El año después, por Teodoro Petkoff
Primero fue el estupor. La idea de que hubiera podido ser un accidente fue rápidamente descartada cuando el segundo avión se estrelló contra la otra torre. Todos percibimos que lo inimaginable había ocurrido, que lo absolutamente impensable había tenido lugar. La madre de todos los terrorismos se había desencadenado ante los ojos horrorizados de la humanidad. Después fue el rechazo, la condena unánime y sin atenuantes. We are americans too fue el grito que recorrió el mundo. Todos sentimos que con el ataque al corazón de los Estados Unidos habían sido vulnerados valores sustantivos de todo el género humano, independientemente de que las víctimas hubieran sido básicamente norteamericanas.
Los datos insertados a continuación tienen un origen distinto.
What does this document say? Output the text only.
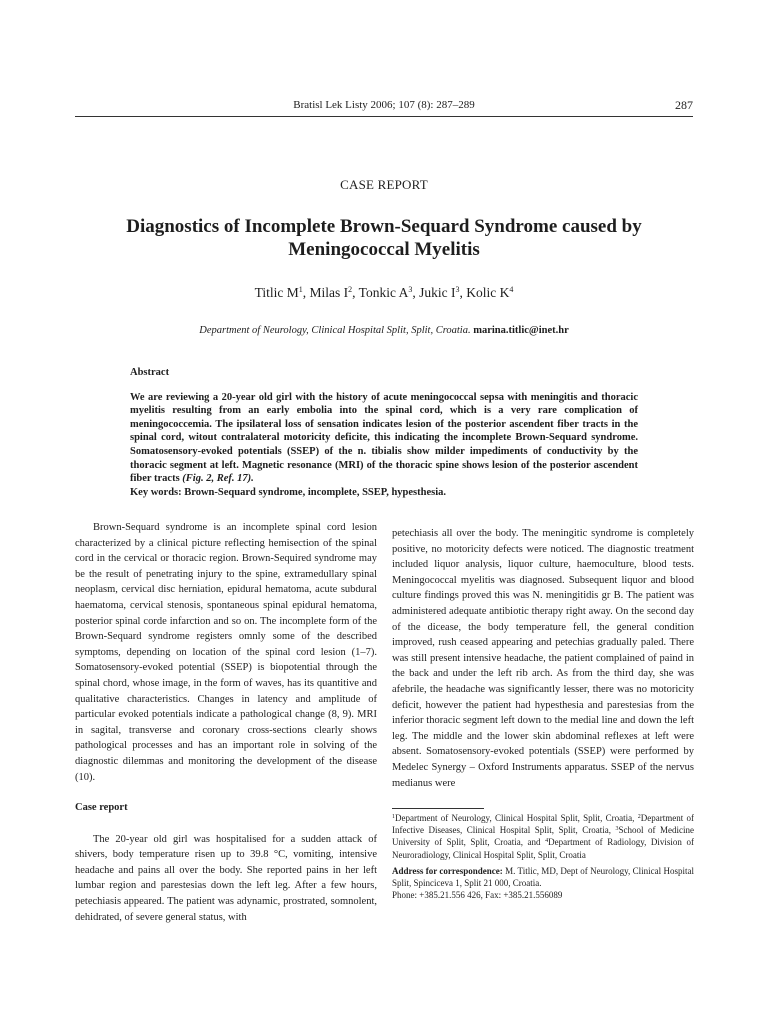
Bratisl Lek Listy 2006; 107 (8): 287–289	287
CASE REPORT
Diagnostics of Incomplete Brown-Sequard Syndrome caused by Meningococcal Myelitis
Titlic $M^1$, Milas $I^2$, Tonkic $A^3$, Jukic $I^3$, Kolic $K^4$
Department of Neurology, Clinical Hospital Split, Split, Croatia. marina.titlic@inet.hr

Abstract

We are reviewing a 20-year old girl with the history of acute meningococcal sepsa with meningitis and thoracic myelitis resulting from an early embolia into the spinal cord, which is a very rare complication of meningococcemia. The ipsilateral loss of sensation indicates lesion of the posterior ascendent fiber tracts in the spinal cord, witout contralateral motoricity deficite, this indicating the incomplete Brown-Sequard syndrome. Somatosensory-evoked potentials (SSEP) of the n. tibialis show milder impediments of conductivity by the thoracic segment at left. Magnetic resonance (MRI) of the thoracic spine shows lesion of the posterior ascendent fiber tracts (Fig. 2, Ref. 17).

Key words: Brown-Sequard syndrome, incomplete, SSEP, hypesthesia.

Brown-Sequard syndrome is an incomplete spinal cord lesion characterized by a clinical picture reflecting hemisection of the spinal cord in the cervical or thoracic region. Brown-Sequired syndrome may be the result of penetrating injury to the spine, extramedullary spinal neoplasm, cervical disc herniation, epidural hematoma, acute subdural haematoma, cervical stenosis, spontaneous spinal epidural hematoma, posterior spinal corde infarction and so on. The incomplete form of the Brown-Sequard syndrome registers omnly some of the described symptoms, depending on location of the spinal cord lesion (1–7). Somatosensory-evoked potential (SSEP) is biopotential through the spinal chord, whose image, in the form of waves, has its quantitive and qualitative characteristics. Changes in latency and amplitude of particular evoked potentials indicate a pathological change (8, 9). MRI in sagital, transverse and coronary cross-sections clearly shows pathological processes and has an important role in solving of the diagnostic dilemmas and monitoring the development of the disease (10).

Case report

The 20-year old girl was hospitalised for a sudden attack of shivers, body temperature risen up to 39.8 °C, vomiting, intensive headache and pains all over the body. She reported pains in her left lumbar region and parestesias down the left leg. After a few hours, petechiasis appeared. The patient was adynamic, prostrated, somnolent, dehidrated, of severe general status, with

petechiasis all over the body. The meningitic syndrome is completely positive, no motoricity defects were noticed. The diagnostic treatment included liquor analysis, liquor culture, haemoculture, blood tests. Meningococcal myelitis was diagnosed. Subsequent liquor and blood culture findings proved this was N. meningitidis gr B. The patient was administered adequate antibiotic therapy right away. On the second day of the dicease, the body temperature fell, the general condition improved, rush ceased appearing and petechias gradually paled. There was still present intensive headache, the patient complained of paind in the back and under the left rib arch. As from the third day, she was afebrile, the headache was significantly lesser, there was no motoricity deficit, however the patient had hypesthesia and parestesias from the inferior thoracic segment left down to the medial line and down the left leg. The middle and the lower skin abdominal reflexes at left were absent. Somatosensory-evoked potentials (SSEP) were performed by Medelec Synergy – Oxford Instruments apparatus. SSEP of the nervus medianus were

$^1$Department of Neurology, Clinical Hospital Split, Split, Croatia, $^2$Department of Infective Diseases, Clinical Hospital Split, Split, Croatia, $^3$School of Medicine University of Split, Split, Croatia, and $^4$Department of Radiology, Division of Neuroradiology, Clinical Hospital Split, Split, Croatia

Address for correspondence: M. Titlic, MD, Dept of Neurology, Clinical Hospital Split, Spinciceva 1, Split 21 000, Croatia.

Phone: +385.21.556 426, Fax: +385.21.556089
La desmesura del atentado fue tal que el mundo entero sintió que la respuesta, cualquier respuesta, se justificaba. Pero el gobierno norteamericano actuó entonces con prudencia y sentido de las proporciones. Dominó su cólera, así como a sus propios «halcones», y armó una coalición internacional, convalidada por Naciones Unidas, que llevó a cabo una suerte de operación quirúrgica en Afganistán, cuyo régimen, por lo demás, no es que fuera particularmente simpático a la comunidad mundial, de modo que hasta los excesos que toda acción militar comporta fueron excusados, en nombre del gran objetivo: cazar a Bin Laden, el megaterrorista.
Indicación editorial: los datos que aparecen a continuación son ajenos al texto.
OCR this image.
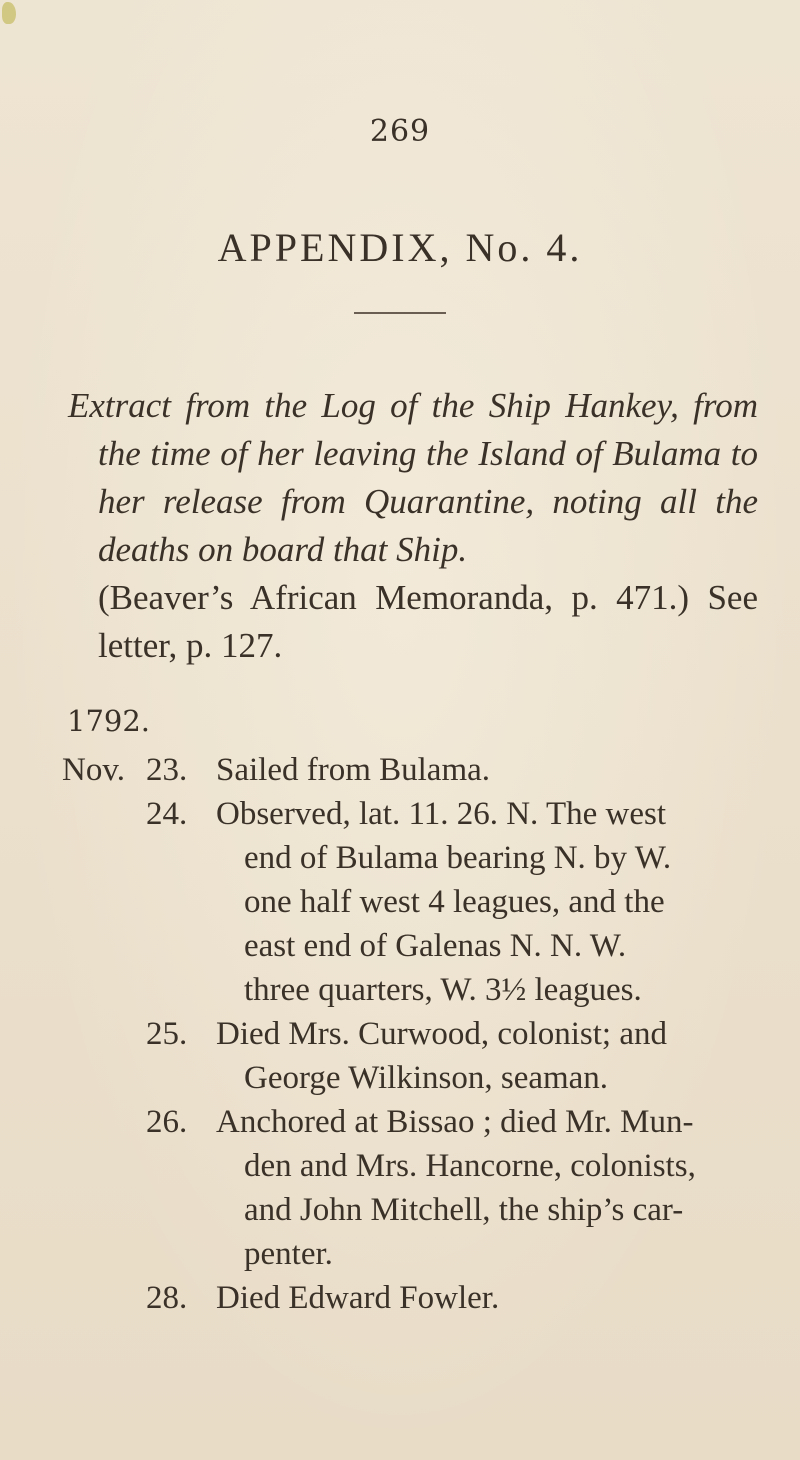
269
APPENDIX, No. 4.
Extract from the Log of the Ship Hankey, from the time of her leaving the Island of Bulama to her release from Quarantine, noting all the deaths on board that Ship.
(Beaver’s African Memoranda, p. 471.) See letter, p. 127.
1792.
Nov. 23. Sailed from Bulama.
24. Observed, lat. 11. 26. N. The west
end of Bulama bearing N. by W.
one half west 4 leagues, and the
east end of Galenas N. N. W.
three quarters, W. 3½ leagues.
25. Died Mrs. Curwood, colonist; and
George Wilkinson, seaman.
26. Anchored at Bissao ; died Mr. Mun-
den and Mrs. Hancorne, colonists,
and John Mitchell, the ship’s car-
penter.
28. Died Edward Fowler.
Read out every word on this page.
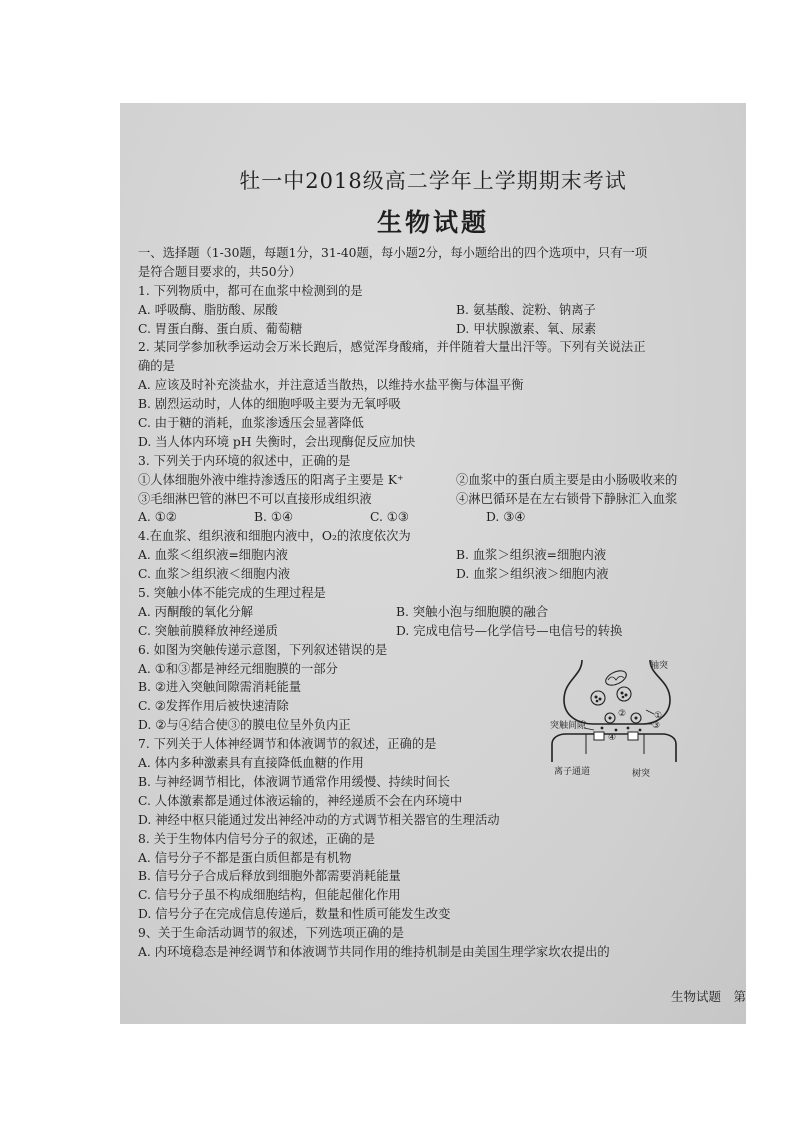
牡一中2018级高二学年上学期期末考试
生物试题
一、选择题（1-30题，每题1分，31-40题，每小题2分，每小题给出的四个选项中，只有一项
是符合题目要求的，共50分）
1. 下列物质中，都可在血浆中检测到的是
A. 呼吸酶、脂肪酸、尿酸	B. 氨基酸、淀粉、钠离子
C. 胃蛋白酶、蛋白质、葡萄糖	D. 甲状腺激素、氧、尿素
2. 某同学参加秋季运动会万米长跑后，感觉浑身酸痛，并伴随着大量出汗等。下列有关说法正
确的是
A. 应该及时补充淡盐水，并注意适当散热，以维持水盐平衡与体温平衡
B. 剧烈运动时，人体的细胞呼吸主要为无氧呼吸
C. 由于糖的消耗，血浆渗透压会显著降低
D. 当人体内环境 pH 失衡时，会出现酶促反应加快
3. 下列关于内环境的叙述中，正确的是
①人体细胞外液中维持渗透压的阳离子主要是 K⁺	②血浆中的蛋白质主要是由小肠吸收来的
③毛细淋巴管的淋巴不可以直接形成组织液	④淋巴循环是在左右锁骨下静脉汇入血浆
A. ①②	B. ①④	C. ①③	D. ③④
4.在血浆、组织液和细胞内液中，O₂的浓度依次为
A. 血浆＜组织液=细胞内液	B. 血浆＞组织液=细胞内液
C. 血浆＞组织液＜细胞内液	D. 血浆＞组织液＞细胞内液
5. 突触小体不能完成的生理过程是
A. 丙酮酸的氧化分解	B. 突触小泡与细胞膜的融合
C. 突触前膜释放神经递质	D. 完成电信号—化学信号—电信号的转换
6. 如图为突触传递示意图，下列叙述错误的是
A. ①和③都是神经元细胞膜的一部分
B. ②进入突触间隙需消耗能量
C. ②发挥作用后被快速清除
D. ②与④结合使③的膜电位呈外负内正
7. 下列关于人体神经调节和体液调节的叙述，正确的是
A. 体内多种激素具有直接降低血糖的作用
B. 与神经调节相比，体液调节通常作用缓慢、持续时间长
C. 人体激素都是通过体液运输的，神经递质不会在内环境中
D. 神经中枢只能通过发出神经冲动的方式调节相关器官的生理活动
8. 关于生物体内信号分子的叙述，正确的是
A. 信号分子不都是蛋白质但都是有机物
B. 信号分子合成后释放到细胞外都需要消耗能量
C. 信号分子虽不构成细胞结构，但能起催化作用
D. 信号分子在完成信息传递后，数量和性质可能发生改变
9、关于生命活动调节的叙述，下列选项正确的是
A. 内环境稳态是神经调节和体液调节共同作用的维持机制是由美国生理学家坎农提出的
轴突
突触间隙
①
②
③
④
离子通道	树突
生物试题　第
Sin embargo, un año después el balance es más bien frustrante. Aparte de sustituir al régimen talibán por otro que comienza a parecérsele, Bin Laden se ha evaporado. ¿Está vivo? ¿Está muerto? No se sabe, pero mientras no se sepa, para todo efecto práctico está vivo. Vivo, sobre todo, en ese temor insidioso que se cuela por todos los intersticios de la sociedad mundial y en particular la norteamericana.
Pero es en el plano político donde la solidaridad prácticamente incondicional que recibió el gobierno de Bush está siendo sustituida por un escepticismo creciente, incluso dentro de los propios Estados Unidos. La utilización del terrorismo como coartada para una política imperial desata reservas hasta en los aliados más fieles (con la excepción del caso inglés, que sólo puede ser analizado con el instrumental de la psicología y la psiquiatría, y con el comprensible de Israel). El barniz de hipócrita moralina con el que Bush cubre sus proyectos aventureros, crasamente petroleros, en el Medio Oriente, ha generado una reticencia universal. No propiamente por defender el régimen tiránico de Hussein sino por mantener un principio esencial para la sobrevivencia de la comunidad de naciones: ningún país, por poderoso que sea, puede hacer unilateralmente la ley en el mundo. Paradójicamente, el año después encuentra a Bush reviviendo todas las aprensiones, justificadas o no, que buena parte del planeta ha experimentado y experimenta ante el gran poder norteamericano.